John Cumbers is the founder of SynBioBeta, a network for entrepreneurs, engineers, and investors who are interested in synthetic biology. He believes the success of the COVID–19 vaccines marks the beginning of a whole new era in medical science.
“We are on the cusp of a revolution. We’re on the cusp of what some people are predicting is the next 100 years of biology, the century of biology,” he says in an interview in Marketplace.
Giants like Steve Jobs and Bill Gates have long been predicting this development and the advancements that will take place in the intersection of computation and biology. And it does seem as if the possibility of adding programmability to biology is a definite game-changer.
Many researchers now see a future use for mRNA well beyond vaccines. This technology could, for example, enable cheap gene fixes for cancer, sickle-cell disease, and maybe even HIV. Other possible use cases may include preventing and treating viruses such as herpes, infant respiratory virus, and malaria.
Another project already being planned is to develop a “universal” flu vaccine or a “pan-corona” vaccine that would offer protection against thousands of variations in that category. That would make the world a lot more prepared when the next pandemic hits, because most researchers agree it is not a matter of if, but when. Drew Weissman is one researcher whose work with messenger RNA led to the successful development of Moderna’s COVID-19 vaccine.
“You have to assume we’re going to have more. So instead of shutting down the world for a year while you make a new vaccine, we’ll have a vaccine ready to go,” Weissman says in MIT Technology Review.
The successful implementation of mRNA technology in vaccines against COVD-19 has opened the door to unprecedented possibilities. The ability to develop vaccines in a controlled, synthetic environment instead of using the actual virus to create them marks an important milestone in medical history.
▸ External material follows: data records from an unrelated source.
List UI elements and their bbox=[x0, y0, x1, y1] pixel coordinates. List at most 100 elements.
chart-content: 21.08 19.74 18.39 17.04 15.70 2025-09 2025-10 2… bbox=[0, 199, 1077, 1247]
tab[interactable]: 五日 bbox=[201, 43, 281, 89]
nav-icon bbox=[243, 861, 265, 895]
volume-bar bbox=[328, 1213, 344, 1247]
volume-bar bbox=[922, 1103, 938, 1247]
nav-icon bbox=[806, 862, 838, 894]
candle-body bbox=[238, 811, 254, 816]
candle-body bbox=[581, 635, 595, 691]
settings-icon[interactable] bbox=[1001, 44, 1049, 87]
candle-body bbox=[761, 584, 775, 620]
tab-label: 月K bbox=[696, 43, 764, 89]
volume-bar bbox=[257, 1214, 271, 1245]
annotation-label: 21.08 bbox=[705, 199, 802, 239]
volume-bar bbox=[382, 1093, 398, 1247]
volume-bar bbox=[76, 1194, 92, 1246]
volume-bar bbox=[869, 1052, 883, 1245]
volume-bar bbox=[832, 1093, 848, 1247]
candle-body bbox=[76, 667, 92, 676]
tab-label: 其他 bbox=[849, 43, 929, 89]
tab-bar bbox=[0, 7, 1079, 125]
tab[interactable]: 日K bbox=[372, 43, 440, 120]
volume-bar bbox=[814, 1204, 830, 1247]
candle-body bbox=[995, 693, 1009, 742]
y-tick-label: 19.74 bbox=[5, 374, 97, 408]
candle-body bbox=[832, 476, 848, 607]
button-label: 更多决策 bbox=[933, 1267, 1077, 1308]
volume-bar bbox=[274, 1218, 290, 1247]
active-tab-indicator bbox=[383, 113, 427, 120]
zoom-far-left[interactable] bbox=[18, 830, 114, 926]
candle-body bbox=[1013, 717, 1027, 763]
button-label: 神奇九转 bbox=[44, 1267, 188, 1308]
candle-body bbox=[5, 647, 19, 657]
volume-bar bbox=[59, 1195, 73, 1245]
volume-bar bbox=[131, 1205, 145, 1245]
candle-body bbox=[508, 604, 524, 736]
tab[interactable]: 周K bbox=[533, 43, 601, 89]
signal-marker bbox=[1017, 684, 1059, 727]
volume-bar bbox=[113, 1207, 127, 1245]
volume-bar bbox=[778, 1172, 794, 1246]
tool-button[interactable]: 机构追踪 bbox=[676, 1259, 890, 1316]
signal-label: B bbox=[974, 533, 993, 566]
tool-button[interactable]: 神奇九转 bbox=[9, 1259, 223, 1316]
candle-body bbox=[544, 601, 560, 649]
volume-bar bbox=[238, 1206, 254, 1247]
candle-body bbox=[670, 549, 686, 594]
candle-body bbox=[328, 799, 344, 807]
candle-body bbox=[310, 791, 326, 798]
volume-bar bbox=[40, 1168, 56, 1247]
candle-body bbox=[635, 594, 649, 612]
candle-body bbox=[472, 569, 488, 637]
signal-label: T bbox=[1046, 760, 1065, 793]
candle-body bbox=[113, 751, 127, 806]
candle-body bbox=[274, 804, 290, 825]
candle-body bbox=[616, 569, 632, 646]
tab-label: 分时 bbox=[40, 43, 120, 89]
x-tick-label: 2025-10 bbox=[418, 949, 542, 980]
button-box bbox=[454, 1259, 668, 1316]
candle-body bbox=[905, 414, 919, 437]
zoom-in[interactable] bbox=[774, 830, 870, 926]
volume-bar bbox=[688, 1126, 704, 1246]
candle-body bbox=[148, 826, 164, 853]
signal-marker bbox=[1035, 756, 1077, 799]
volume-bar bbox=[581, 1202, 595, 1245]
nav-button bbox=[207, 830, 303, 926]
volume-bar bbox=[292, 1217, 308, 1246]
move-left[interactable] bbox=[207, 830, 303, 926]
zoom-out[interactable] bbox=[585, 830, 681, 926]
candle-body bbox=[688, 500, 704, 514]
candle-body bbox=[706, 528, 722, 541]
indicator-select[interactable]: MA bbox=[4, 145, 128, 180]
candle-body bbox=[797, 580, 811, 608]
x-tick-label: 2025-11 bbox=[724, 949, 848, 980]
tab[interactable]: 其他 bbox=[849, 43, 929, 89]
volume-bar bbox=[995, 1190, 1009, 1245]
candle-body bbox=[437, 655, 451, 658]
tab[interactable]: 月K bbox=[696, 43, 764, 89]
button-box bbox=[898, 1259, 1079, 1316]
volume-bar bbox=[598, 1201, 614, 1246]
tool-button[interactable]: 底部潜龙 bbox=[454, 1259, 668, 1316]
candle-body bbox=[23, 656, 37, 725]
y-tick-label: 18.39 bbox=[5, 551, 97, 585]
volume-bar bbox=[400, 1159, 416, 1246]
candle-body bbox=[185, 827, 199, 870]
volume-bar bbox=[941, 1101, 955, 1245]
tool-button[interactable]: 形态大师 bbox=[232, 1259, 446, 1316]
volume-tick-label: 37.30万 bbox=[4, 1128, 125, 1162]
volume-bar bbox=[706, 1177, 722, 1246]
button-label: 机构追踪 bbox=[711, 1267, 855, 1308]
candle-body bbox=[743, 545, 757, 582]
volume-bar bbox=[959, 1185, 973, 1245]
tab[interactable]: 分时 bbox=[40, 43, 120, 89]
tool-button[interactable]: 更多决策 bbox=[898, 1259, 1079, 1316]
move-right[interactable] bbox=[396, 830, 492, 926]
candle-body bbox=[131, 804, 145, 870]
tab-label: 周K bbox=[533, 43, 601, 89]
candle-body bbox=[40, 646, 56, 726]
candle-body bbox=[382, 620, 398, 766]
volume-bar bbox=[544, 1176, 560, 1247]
With this new technology, it is possible to develop “programmable” vaccines that can quickly be altered and adapted for different and changing needs. Many researchers consider this to be the beginning of a whole new era, the “era of synthetic biology.”
Billions of dollars are now flowing into this field as an increasing number of investors begin to grasp the potential. There are many potential use cases for mRNA technology, bringing new hope for cures and vaccines for diseases such as malaria, cancer, and HIV. The race against time that the COVID–19 pandemic has forced scientists to participate in has brought results. We are much closer today to a number of medical breakthroughs than we were in 2019.